После вкуснейшей трапезы и партии игры в маджонг ребенку предлагалось еще раз проверить свои уроки. В школе на улице Клиньянкур учитель Гамбье, которого прозвали Бибиш, сохранил от старых методов воспитания привычку хватать детей за волосы у висков и больно их дергать, улыбаясь при этом с фальшиво любезным видом (дабы оградить себя от возможных жалоб со стороны родителей); так что лучше было, пожалуй, не рисковать и не подвергать себя этой сомнительной ласке, сопровождаемой издевательской скороговоркой, да еще с южным акцентом: «Значит, мсье не учит уроков, стало быть, мсье — дуралей, большой дуралей…» — что заставляло хохотать других школьников.
Тому вечеру суждено было навсегда запечатлеться в памяти Оливье.
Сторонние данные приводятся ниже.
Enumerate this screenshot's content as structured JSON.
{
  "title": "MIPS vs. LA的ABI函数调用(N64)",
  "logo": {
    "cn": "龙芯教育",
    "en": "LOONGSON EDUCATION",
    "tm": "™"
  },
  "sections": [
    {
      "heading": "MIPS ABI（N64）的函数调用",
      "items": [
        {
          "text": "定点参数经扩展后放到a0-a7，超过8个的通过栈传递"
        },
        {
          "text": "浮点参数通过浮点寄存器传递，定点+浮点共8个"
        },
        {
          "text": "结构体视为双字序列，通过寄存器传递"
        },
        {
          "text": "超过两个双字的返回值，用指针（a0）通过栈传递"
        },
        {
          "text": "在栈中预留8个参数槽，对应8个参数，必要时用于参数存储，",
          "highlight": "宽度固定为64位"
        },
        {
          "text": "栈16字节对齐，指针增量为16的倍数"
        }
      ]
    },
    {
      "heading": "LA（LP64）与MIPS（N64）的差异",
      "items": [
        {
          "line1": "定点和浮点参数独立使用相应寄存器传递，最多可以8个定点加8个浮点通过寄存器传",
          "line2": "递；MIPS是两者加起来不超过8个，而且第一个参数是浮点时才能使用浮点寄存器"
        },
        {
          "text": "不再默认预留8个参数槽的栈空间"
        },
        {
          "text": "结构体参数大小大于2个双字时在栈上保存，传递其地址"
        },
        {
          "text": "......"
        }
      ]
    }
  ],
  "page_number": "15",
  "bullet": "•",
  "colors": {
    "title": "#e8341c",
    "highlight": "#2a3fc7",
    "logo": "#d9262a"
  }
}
Много лет спустя он вспомнит все до мелочей и заново переживет; не начертал ли тот вечер грубую демаркационную линию в его жизни? Еще весь в своем ненадежном раю, которому завтра предстояло рухнуть, он перелистывал страницы учебника истории, рассматривал ее действующих лиц: вот Франциск I, безвкусно наряженный, раскрывает объятья Карлу V в темном строгом платье, вот Генрих II и Диана де Пуатье в виньетке из «саламандр» присутствуют при казни еретиков, вот Равайяк, наносящий удар кинжалом Генриху IV на улице Ферронри… Оливье листал страницы, прочитывал чуть дальше, чем задано, и говорил Виржини:
— Расскажи мне о Генрихе Четвертом, расскажи о Людовике Четырнадцатом…
Не как науку воспринимал мальчик историю Франции, а скорей как чудесные легенды, как красивые сказки, чуть более правдивые, чем сказки Перро.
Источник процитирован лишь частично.